What everyone is talking about: Fifth-year senior Brett Basanez – a four-year starter in Evanston – is pretty much guaranteed to set Northwestern’s passing record. He is less than 200 yards shy of the mark.
What everyone should be saying: Basanez is great, but the team still has to score more points. The Wildcats scored just 24 touchdowns on 39 trips into the red zone.
Our thoughts: Who knows? Northwestern won three of four overtime games last year, including one at home against Ohio State. They could beat just about anybody, but they probably won’t.
What everyone is talking about: Ron Zook will take over as head coach and won’t have to deal with www.fireronzook.com.
What everyone should be saying: Don’t really know. Zook doesn’t have the personnel to be able to win.
Our thoughts: Illinois has had just two winning seasons in the last decade. You do the math.
What everyone is talking about: Why new head coach Terry Hoeppner would leave Miami (Ohio) for a team that will always play second fiddle to a basketball program.
What they should be saying: Hoeppner was one of the best MAC coaches, and, while there, he molded Ben Roethlisberger into one of the NFL’s best young QBs.
Our thoughts: It’s going to be interesting to see what Indiana will look like with a spread offense.
But wait, let us explain…
The football writers break down some of the nation’s top contenders outside the Big Ten
Yeah, we know, everyone hates Southern Cal, but they are the obvious favorite for an unprecedented third straight title. Let’s get something straight though: Matt Leinart is overrated. We’re not saying he’s not a good quarterback; he is in fact a very good one. But we just don’t think he’s the straw that stirs the Trojans’ drink. That distinction goes to dynamic running back Reggie Bush. He is the player that coaches truly fear and know they have to gameplan for. The mismatches he creates keep coordinators and players sleepless. But despite him and the rest of the Souther Cal offense, there are question marks that make the team vulnerable. We’re just not ready to discount them yet.

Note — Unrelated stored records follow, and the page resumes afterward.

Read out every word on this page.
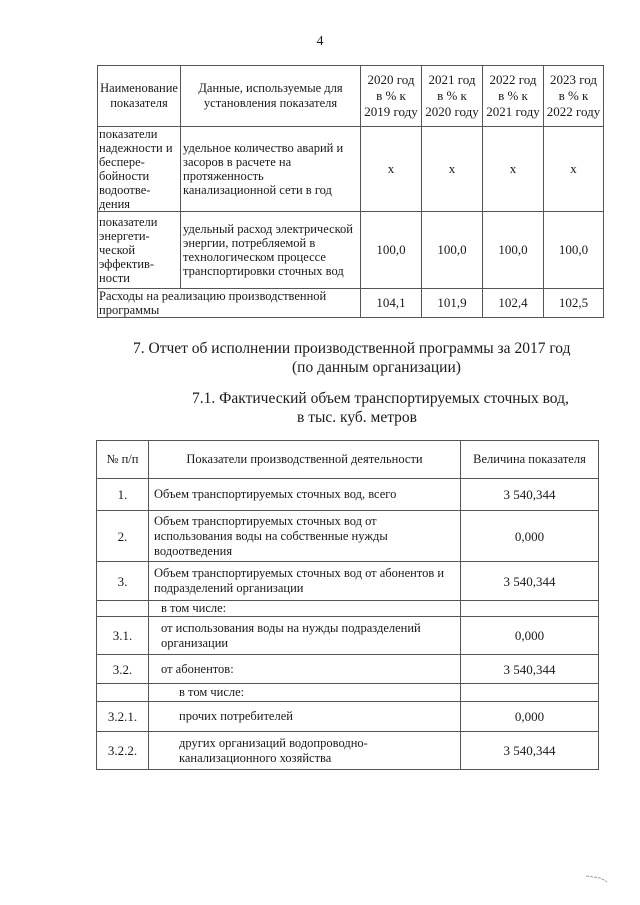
4
Наименование показателя	Данные, используемые для установления показателя	2020 год в % к 2019 году	2021 год в % к 2020 году	2022 год в % к 2021 году	2023 год в % к 2022 году
показатели надежности и беспере-бойности водоотве-дения	удельное количество аварий и засоров в расчете на протяженность канализационной сети в год	х	х	х	х
показатели энергети-ческой эффектив-ности	удельный расход электрической энергии, потребляемой в технологическом процессе транспортировки сточных вод	100,0	100,0	100,0	100,0
Расходы на реализацию производственной программы		104,1	101,9	102,4	102,5
7. Отчет об исполнении производственной программы за 2017 год
(по данным организации)
7.1. Фактический объем транспортируемых сточных вод,
в тыс. куб. метров
№ п/п	Показатели производственной деятельности	Величина показателя
1.	Объем транспортируемых сточных вод, всего	3 540,344
2.	Объем транспортируемых сточных вод от использования воды на собственные нужды водоотведения	0,000
3.	Объем транспортируемых сточных вод от абонентов и подразделений организации	3 540,344
	в том числе:	
3.1.	от использования воды на нужды подразделений организации	0,000
3.2.	от абонентов:	3 540,344
	в том числе:	
3.2.1.	прочих потребителей	0,000
3.2.2.	других организаций водопроводно-канализационного хозяйства	3 540,344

And the Rest of the Contenders:
It all starts with Vince Young. He has his faults and shortcomings – such as not being able to throw an accurate pass over five yards. But his speed, quickness and strength make him the most dangerous college quarterback since Michael Vick. If the Longhorns can decide on a running back and get some support from a few blue-chip receivers, there is the definite possibility of a repeat trip to the Rose Bowl. But most people are not ready to bet the house on coach Mack Brown just yet.
Marcus Vick probably has too much pressure just by virtue of his name. But then he went and smoked weed, had sex with an underage girl and got suspended last season. Now he’s back for his senior year and can redeem himself by acting as the catalyst for the Hokies’ national title run.
Their stacked backfield has allowed the Tigers to lose starting tailback Alley Broussard for the season and not even blink. That’s what happens when your backup is Sugar Bowl MVP Justin Vincent. The real question will be who takes the snaps under center. JaMarcus Russell is the favorite after playing well off the bench in last year’s Capital One Bowl.
The Volunteers have struggled the past few seasons, but they have the right pieces to get to Pasadena: a great running game (Gerald Riggs), experience, a talented quarterback (Erik Ainge) and a stout defense.
One of the newest members of the Big East, the Cardinals have weapons everywhere on offense. But will their weak schedule keep them from really making a huge impact on the national picture?